Maria shares her experience of moving to Australia and working in the NDIS sector
I made the move to Australia in September 2022 and have been working as a Physiotherapist in community disability for 6 months - the time goes so fast! I hope this blog with my experience helps with your decision if the move to Australia might be right for you and answer a few of those questions that I definitely had!
To give a brief background, before moving to Australia I had 2 years of acute rotational experience (MSK, neurosciences, respiratory, elderly care, orthopaedics, trauma, and ICU) and 1 year of MSK. The job role I chose here was a community disability role under the National Disability Insurance Scheme (NDIS). The NDIS provides funding to people with disability to gain more time with family and friends, greater independence, access to new skills, jobs, or volunteering in their community, and an improved quality of life. This was a big change of environment and after mostly acute work, I wasn’t sure if it would be the right choice. However, I am really enjoying the role here so far!
The caseload I see here is super varied which I really enjoy! I see both adult and paediatric clients with a variety of conditions. Some of these include Motoneurone Disease, Parkinson’s, Multiple Sclerosis, Cerebral Palsy, spinal cord injury and stroke. I also support those living with mental health conditions, intellectual disability, autism, and developmental delays. The variety is challenging but also a great learning and development opportunity.
I’ve summarised the main differences in a list below that I’ll go into more detail for!
1. Pay vs cost of living
2. Work life balance
3. Targets and potential for bonus
4. Positive culture and social opportunities
5. CPD and learning opportunities
1. A biggest difference is that the pay here is much higher. The cost of living is slightly higher with food and alcohol being the biggest difference. However, with the cost of living increasing so much before I left the UK, the difference wasn’t as noticeable as I’d expected. I have much more expendable income to allow for both travel and saving. If the cost of the exams and visas is putting you off (I know it was a big concern for me!), you will likely earn that back very quickly as the salaries here are much better.
2. I have found the work life balance is much better, I work 4 days on a higher salary than my 5-day working week in the UK. I also work regular 9-5 shifts and I’m not expected to work weekends. This leaves so much opportunity to travel within Australia! My experience has also been an extremely flexible working day. This means if I reach my daily targets, the time I complete it in is flexible. This includes working from home or from the office.
3. Daily targets and bonus opportunity is another thing I hadn’t experienced before this job. The targets can be daunting, especially when you first arrive. My personal experience is that my company supported me very well with a few months to get up and running and a great induction process. My targets mean I have to complete 5 billable hours of client time a day which can include intervention sessions, phone calls, emails, note writing and travel. I found this a super achievable target, especially to pressures I had in previous job roles. For example, if I see 4 patients a day, I hit my daily target easily. If I can see more and bill 5.5-6 hours, then there is an opportunity to get a bonus.

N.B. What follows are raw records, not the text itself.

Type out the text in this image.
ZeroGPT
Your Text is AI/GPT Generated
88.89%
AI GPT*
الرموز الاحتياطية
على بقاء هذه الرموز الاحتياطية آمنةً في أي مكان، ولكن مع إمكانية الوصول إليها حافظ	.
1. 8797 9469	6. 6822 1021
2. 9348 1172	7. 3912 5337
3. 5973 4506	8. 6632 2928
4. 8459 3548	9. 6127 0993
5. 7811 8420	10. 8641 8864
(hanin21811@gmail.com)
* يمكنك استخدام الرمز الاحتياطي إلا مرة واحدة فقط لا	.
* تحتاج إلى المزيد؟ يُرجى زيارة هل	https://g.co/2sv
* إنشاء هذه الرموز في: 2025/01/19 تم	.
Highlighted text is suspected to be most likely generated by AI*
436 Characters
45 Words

4. The thing I really enjoy about work here is the culture. The company I work for, has been great at organising socials and there are optional weekly Friday drinks. This made it so easy to fit into a new team and meet new people when I arrived.
5. There are monthly teaching sessions and weekly meetings which can cover company updates or a topic you request. After the probationary period there is also opportunity to have CPD courses covered. I also feel like because the targets are more achievable it does leave some time in the working day to look things up as needed too!
6. The billing is time consuming and complicated to learn! However, after a few months it does become second nature. It can just feel like a lot to learn at the start!
7. The NDIS requires long reports (4 hours) to be written to justify Physiotherapy services. These are more thorough versions of initial assessments you would complete in the UK. Although these take a long time, you can make the best of it by writing it outside in the sunshine or at a local coffee shop!
8. One of the best for last, the travel opportunities in and around Australia. As Australia is so big, there’s amazing opportunities for weekends and short breaks away to travel! Especially in Victoria, they love a public holiday, so it never feels like a long gap between working and exploring! The photos of some of the beautiful places and wildlife hopefully speak for themselves!
Overall, I have absolutely loved my time here so far, so much that I am looking into the sponsorship route! I am so thankful I moved here and for the support from Healthcare Abroad.